Foto: iStockphoto, IPGGutenbergUKLtd
Foto: iStockphoto, IPGGutenbergUKLtd
 
Aufwachsen

Schmusen für die Seele

Der zärtliche und frühe Körperkontakt ist wichtig für die Entwicklung der Persönlichkeit.
9. Juli 2019, red.

Der zärtliche und vor allem frühe Körperkontakt mit anderen Menschen ist wichtig für die Entwicklung der Persönlichkeit. „Schmusen entspannt uns, gibt uns Sicherheit“, sagt Diplom-Sozialpädagogin Katrin Fassin vom Kreisverband Rheinisch-Bergischer Kreis des Deutschen Kinderschutzbundes. Die positive Wirkung von Streicheleinheiten kann bereits bei Kleinstkindern festgestellt werden.

“Der Impuls zum Schmusen muss vom Kind kommen.“

Anhand des Wickelns macht Katrin Fassin auch deutlich, dass der Impuls zum Schmusen von den Kindern kommen muss. Kuscheln sollte nicht erzwungen werden. Lehnt der Säugling das Streicheln während des Wickelns ab, dreht er sich weg und schreit, sollte darauf verzichtet und das Windelwechseln schnell über die Bühne gebracht werden. „Kinder sind kleine Egozentriker“, sagt Fassin. „Wenn sie das Bedürfnis nach Nähe haben, kommen sie zu einem. Wenn sie genug haben, gehen sie wieder.“ Die Kinder bestimmen den Rhythmus. Der Körperkontakt darf ihnen nicht aufgezwungen werden.

„Das Kind, das sich wegdreht, wenn die Oma es küssen will, kann bereits zehn Minuten später schon wieder ankommen und ein Küsschen haben wollen“, sagt die Sozialpädagogin. Im Grundschulalter distanzieren sich Kinder von ihren Eltern, wollen nicht mehr in den Arm genommen, an der Hand gehalten oder geküsst werden – zumindest in der Öffentlichkeit nicht. Und irgendwann heißt es dann: Für den Gutenachtkuss bin ich jetzt zu alt, Mama. „Der nächste Kuss kommt dann vielleicht vom ersten Freund oder der ersten Freundin“, sagt Fassin.
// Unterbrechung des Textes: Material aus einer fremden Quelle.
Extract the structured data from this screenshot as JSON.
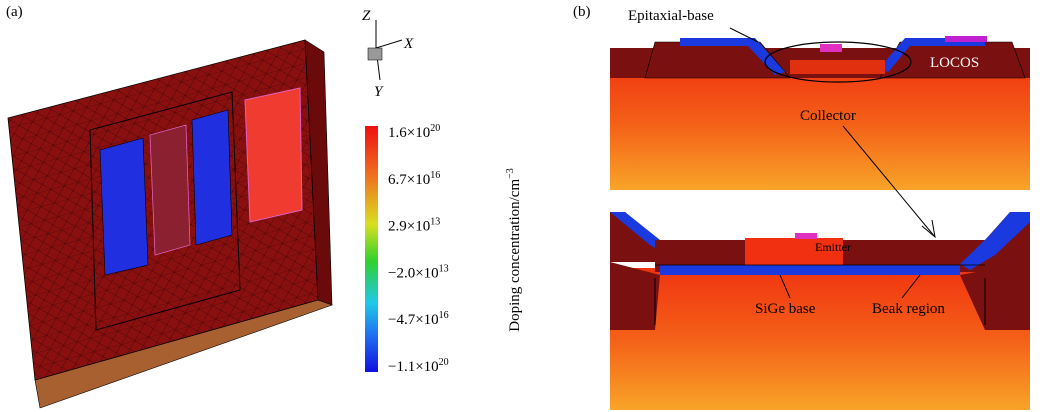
{
  "panel_a": {
    "label": "(a)",
    "axes": {
      "z": "Z",
      "x": "X",
      "y": "Y"
    },
    "colorbar": {
      "title": "Doping concentration/cm",
      "title_exp": "−3",
      "ticks": [
        {
          "base": "1.6×10",
          "exp": "20"
        },
        {
          "base": "6.7×10",
          "exp": "16"
        },
        {
          "base": "2.9×10",
          "exp": "13"
        },
        {
          "base": "−2.0×10",
          "exp": "13"
        },
        {
          "base": "−4.7×10",
          "exp": "16"
        },
        {
          "base": "−1.1×10",
          "exp": "20"
        }
      ]
    }
  },
  "panel_b": {
    "label": "(b)",
    "epitaxial_base": "Epitaxial-base",
    "locos": "LOCOS",
    "collector": "Collector",
    "emitter": "Emitter",
    "sige_base": "SiGe base",
    "beak_region": "Beak region"
  }
}
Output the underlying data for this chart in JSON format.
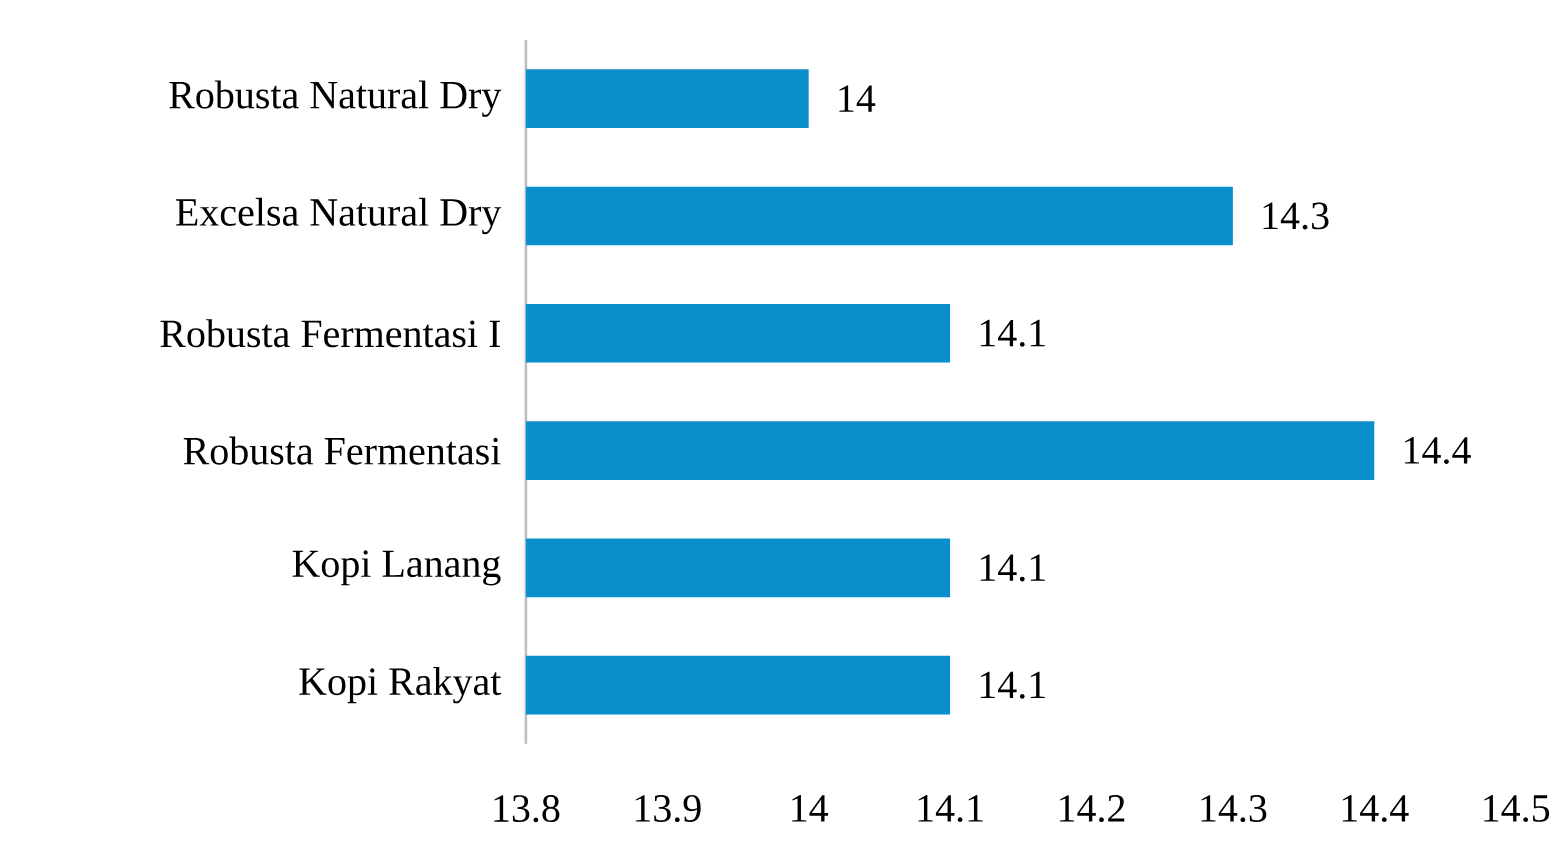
{
  "chart_data": {
    "type": "bar",
    "orientation": "horizontal",
    "categories": [
      "Robusta Natural Dry",
      "Excelsa Natural Dry",
      "Robusta Fermentasi I",
      "Robusta Fermentasi",
      "Kopi Lanang",
      "Kopi Rakyat"
    ],
    "values": [
      14,
      14.3,
      14.1,
      14.4,
      14.1,
      14.1
    ],
    "color": "#0a8fcc",
    "xlim": [
      13.8,
      14.5
    ],
    "xticks": [
      13.8,
      13.9,
      14,
      14.1,
      14.2,
      14.3,
      14.4,
      14.5
    ],
    "data_labels": true
  }
}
„Übervorsicht durch Debatte um sexualisierte Gewalt eingetreten.“

Katrin Fassin beschäftigt sich seit vielen Jahren mit der kindlichen Sexualerziehung. Sie beobachtet, dass in der Debatte um sexualisierte Gewalt eine Übervorsicht eingetreten ist. So verschwinden aus manchen Einrichtungen die Kuschelecken und männliche Erzieher wollen Kinder nicht mehr wickeln. Diese Entwicklung bereitet der Sozialpädagogin Sorgen. Die Verunsicherung der Erzieherinnen und Erzieher überträgt sich auf die Kinder. Auch begleitete Toilettengänge sind häufig üblich – unter anderem, um Übergriffigkeiten bei den Kindern untereinander zu verhindern. Das bedeutet auch, dass Mädchen und Jungen keinerlei wichtige Rückzugsorte mehr haben. „In einer Kuschelecke sitzen Kinder nah beieinander, gucken in ein Buch, erzählen sich Geschichten, nehmen sich in den Arm“, beschreibt Katrin Fassin die kindlichen Intimitäten. Sollte es zu Übergriffigkeiten kommen, müssen die Pädagogen natürlich handeln und mit den Beteiligten sprechen.
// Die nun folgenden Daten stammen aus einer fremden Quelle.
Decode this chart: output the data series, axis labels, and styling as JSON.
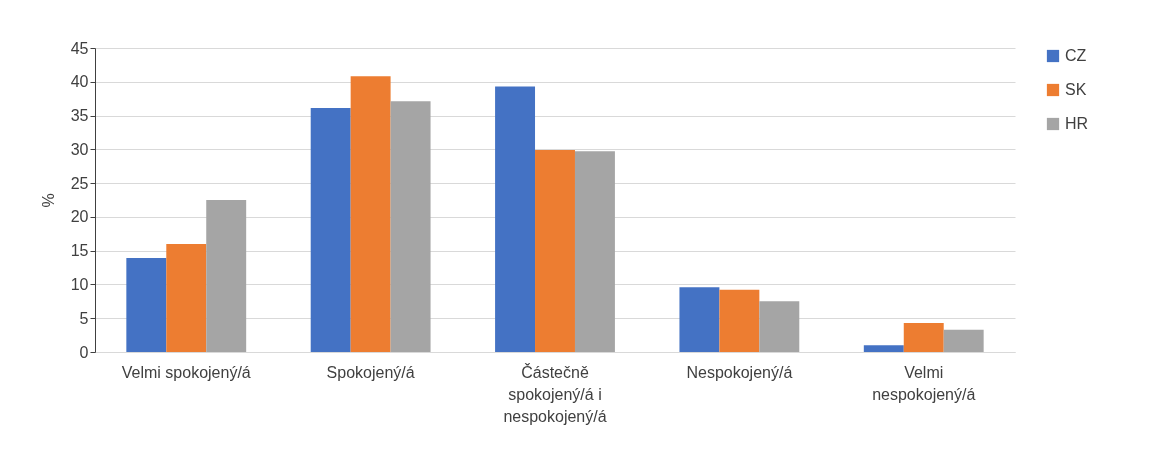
{
  "chart_data": {
    "type": "bar",
    "ylabel": "%",
    "categories": [
      "Velmi spokojený/á",
      "Spokojený/á",
      "Částečně spokojený/á i nespokojený/á",
      "Nespokojený/á",
      "Velmi nespokojený/á"
    ],
    "series": [
      {
        "name": "CZ",
        "color": "#4472c4",
        "values": [
          13.9,
          36.1,
          39.3,
          9.6,
          1.0
        ]
      },
      {
        "name": "SK",
        "color": "#ed7d31",
        "values": [
          16.0,
          40.8,
          29.9,
          9.2,
          4.3
        ]
      },
      {
        "name": "HR",
        "color": "#a5a5a5",
        "values": [
          22.5,
          37.1,
          29.7,
          7.5,
          3.3
        ]
      }
    ],
    "ylim": [
      0,
      45
    ],
    "yticks": [
      0,
      5,
      10,
      15,
      20,
      25,
      30,
      35,
      40,
      45
    ],
    "grid": "y",
    "legend": "right"
  }
}
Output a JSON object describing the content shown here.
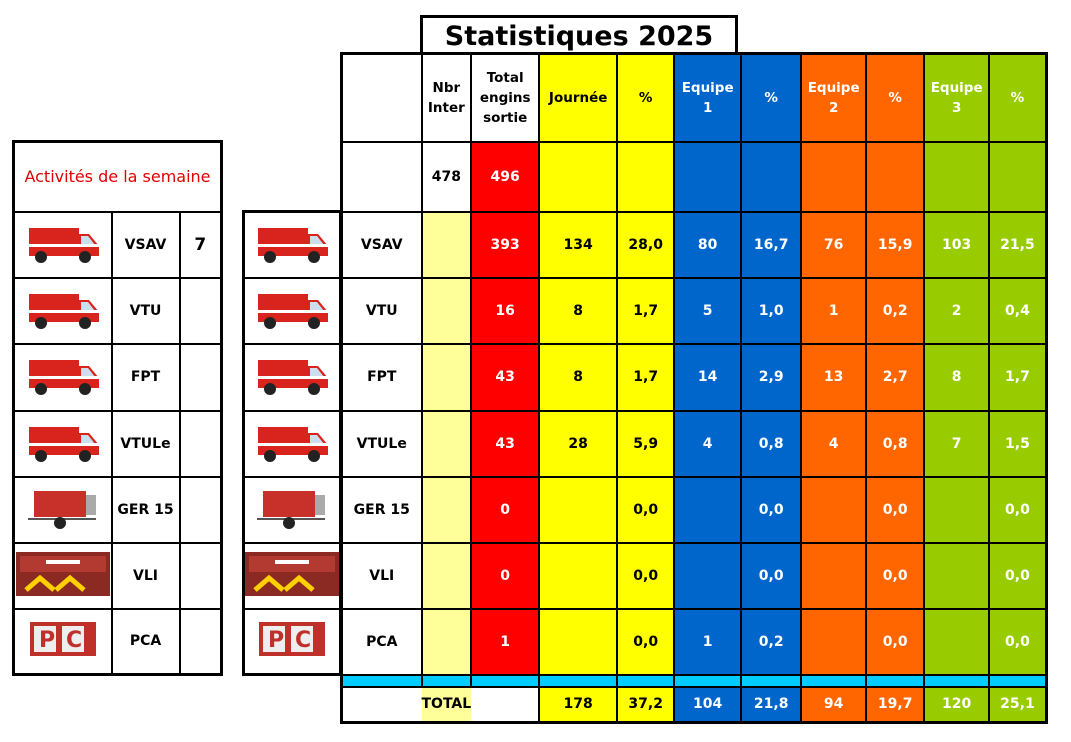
{
  "title": "Statistiques 2025",
  "colors": {
    "journee": "#ffff00",
    "nbr": "#ffff99",
    "total": "#ff0000",
    "equipe1": "#0066cc",
    "equipe2": "#ff6600",
    "equipe3": "#99cc00",
    "separator": "#00ccff"
  },
  "headers": {
    "nbr": "Nbr Inter",
    "total": "Total engins sortie",
    "journee": "Journée",
    "pct": "%",
    "equipe1": "Equipe 1",
    "equipe2": "Equipe 2",
    "equipe3": "Equipe 3"
  },
  "summary": {
    "nbr_inter": "478",
    "total_engins": "496"
  },
  "rows": [
    {
      "vehicle": "VSAV",
      "icon": "ambulance-icon",
      "cells": [
        "",
        "393",
        "134",
        "28,0",
        "80",
        "16,7",
        "76",
        "15,9",
        "103",
        "21,5"
      ]
    },
    {
      "vehicle": "VTU",
      "icon": "utility-truck-icon",
      "cells": [
        "",
        "16",
        "8",
        "1,7",
        "5",
        "1,0",
        "1",
        "0,2",
        "2",
        "0,4"
      ]
    },
    {
      "vehicle": "FPT",
      "icon": "fire-engine-icon",
      "cells": [
        "",
        "43",
        "8",
        "1,7",
        "14",
        "2,9",
        "13",
        "2,7",
        "8",
        "1,7"
      ]
    },
    {
      "vehicle": "VTULe",
      "icon": "light-van-icon",
      "cells": [
        "",
        "43",
        "28",
        "5,9",
        "4",
        "0,8",
        "4",
        "0,8",
        "7",
        "1,5"
      ]
    },
    {
      "vehicle": "GER 15",
      "icon": "generator-trailer-icon",
      "cells": [
        "",
        "0",
        "",
        "0,0",
        "",
        "0,0",
        "",
        "0,0",
        "",
        "0,0"
      ]
    },
    {
      "vehicle": "VLI",
      "icon": "car-front-icon",
      "cells": [
        "",
        "0",
        "",
        "0,0",
        "",
        "0,0",
        "",
        "0,0",
        "",
        "0,0"
      ]
    },
    {
      "vehicle": "PCA",
      "icon": "command-post-icon",
      "cells": [
        "",
        "1",
        "",
        "0,0",
        "1",
        "0,2",
        "",
        "0,0",
        "",
        "0,0"
      ]
    }
  ],
  "total": {
    "label": "TOTAL",
    "cells": [
      "178",
      "37,2",
      "104",
      "21,8",
      "94",
      "19,7",
      "120",
      "25,1"
    ]
  },
  "week": {
    "title": "Activités de la semaine",
    "counts": [
      "7",
      "",
      "",
      "",
      "",
      "",
      ""
    ]
  }
}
Wie nahe darf ich einem Kind sein? Das ist eine zentrale Frage im Leben von Erziehern. Auch hier muss der Impuls vom Kind kommen. Katrin Fassin: „Wenn es in den Arm genommen werden will, dann sollten Erzieher das auch tun.“ Wobei der verantwortliche Umgang mit Nähe und Distanz immer bei dem Erwachsenen liegt. Dieser gibt dem Kind Orientierung im Erlernen eines gesunden Umgangs mit dem Wunsch nach Nähe.